Getting to know Barb and spend some time working with her transformed the way I think about arranging and performing music. She and her work have had a tremendous influence on me and so I’m really thrilled to share with you this episode of Studio Time with Barb Jungr.
In this episode we discuss:
- Barb’s introduction to music via the family radio
- The story of her parents moving to Britain after WW2 to build new lives
- The course she studied as an undergraduate - it certainly wasn’t music!
- How jazz and cabaret might be considered musical “approaches” rather than musical genres
- “I think where the edge is, is where things are interesting...and where you can think and where you can fly or jump off.”
- Nicolas Roeg - film director
- Cal McCrystal - theatre and film director
- Bill Hicks - comedian
- What Barb learned from sharing stages with comedians such as Alexi Sayles and Julian Clary
- Being invited by the British Arts Council to tour to the Sudan, Malawi, Cameroon and the Yemen
- On touring to different countries: “Oh God. It just takes the ceiling off your house! You see the world differently.”
- “I think all discoveries are really just about yourself... People go to Antarctica to find themselves... All quests are the same... We’re all basically just coming to terms with ourselves.”

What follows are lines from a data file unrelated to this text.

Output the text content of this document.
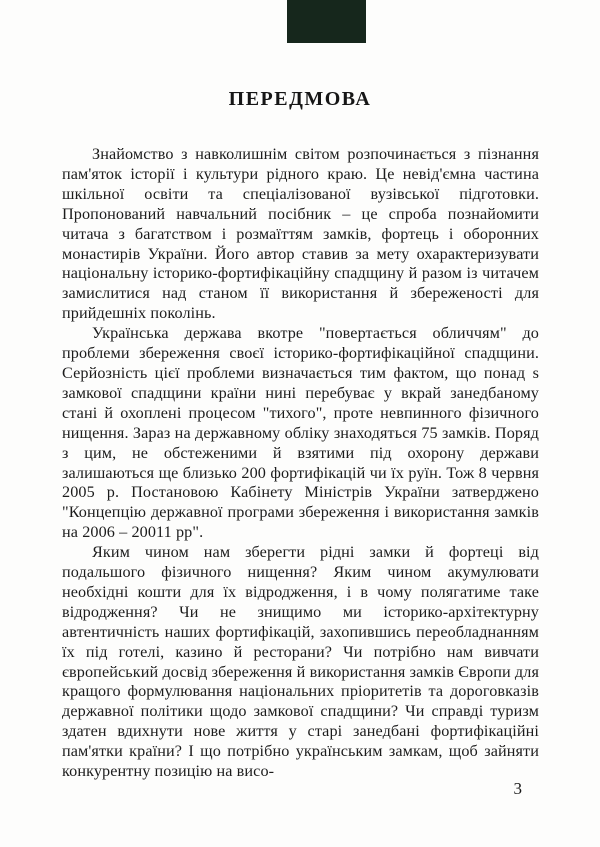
ПЕРЕДМОВА

Знайомство з навколишнім світом розпочинається з пізнання пам'яток історії і культури рідного краю. Це невід'ємна частина шкільної освіти та спеціалізованої вузівської підготовки. Пропонований навчальний посібник – це спроба познайомити читача з багатством і розмаїттям замків, фортець і оборонних монастирів України. Його автор ставив за мету охарактеризувати національну історико-фортифікаційну спадщину й разом із читачем замислитися над станом її використання й збереженості для прийдешніх поколінь.

Українська держава вкотре "повертається обличчям" до проблеми збереження своєї історико-фортифікаційної спадщини. Серйозність цієї проблеми визначається тим фактом, що понад s замкової спадщини країни нині перебуває у вкрай занедбаному стані й охоплені процесом "тихого", проте невпинного фізичного нищення. Зараз на державному обліку знаходяться 75 замків. Поряд з цим, не обстеженими й взятими під охорону держави залишаються ще близько 200 фортифікацій чи їх руїн. Тож 8 червня 2005 р. Постановою Кабінету Міністрів України затверджено "Концепцію державної програми збереження і використання замків на 2006 – 20011 рр".

Яким чином нам зберегти рідні замки й фортеці від подальшого фізичного нищення? Яким чином акумулювати необхідні кошти для їх відродження, і в чому полягатиме таке відродження? Чи не знищимо ми історико-архітектурну автентичність наших фортифікацій, захопившись переобладнанням їх під готелі, казино й ресторани? Чи потрібно нам вивчати європейський досвід збереження й використання замків Європи для кращого формулювання національних пріоритетів та дороговказів державної політики щодо замкової спадщини? Чи справді туризм здатен вдихнути нове життя у старі занедбані фортифікаційні пам'ятки країни? І що потрібно українським замкам, щоб зайняти конкурентну позицію на висо-

3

- Why the term ‘solo artist’ can be a misnomer
- “The thing about your ‘own thing’, is that it isn’t just your own thing. I’m always working with musicians... It’s not like I’m standing there on my own on a stage.”
- When it comes to other songwriters there are many women whose songs Barb loves to listen to and sing, but she hasn’t chosen to record a ‘massive body’ of any of their work the way she has with men such as Bob Dylan, Leonard Cohen and Jacques Brel.
- “In a moth-like, flame-like way, I’m drawn to disturbed laser-like ways of looking at the world.”
- On what fans enjoy about her work: “There’s something in the flavour of what any of us do that other people relate to.”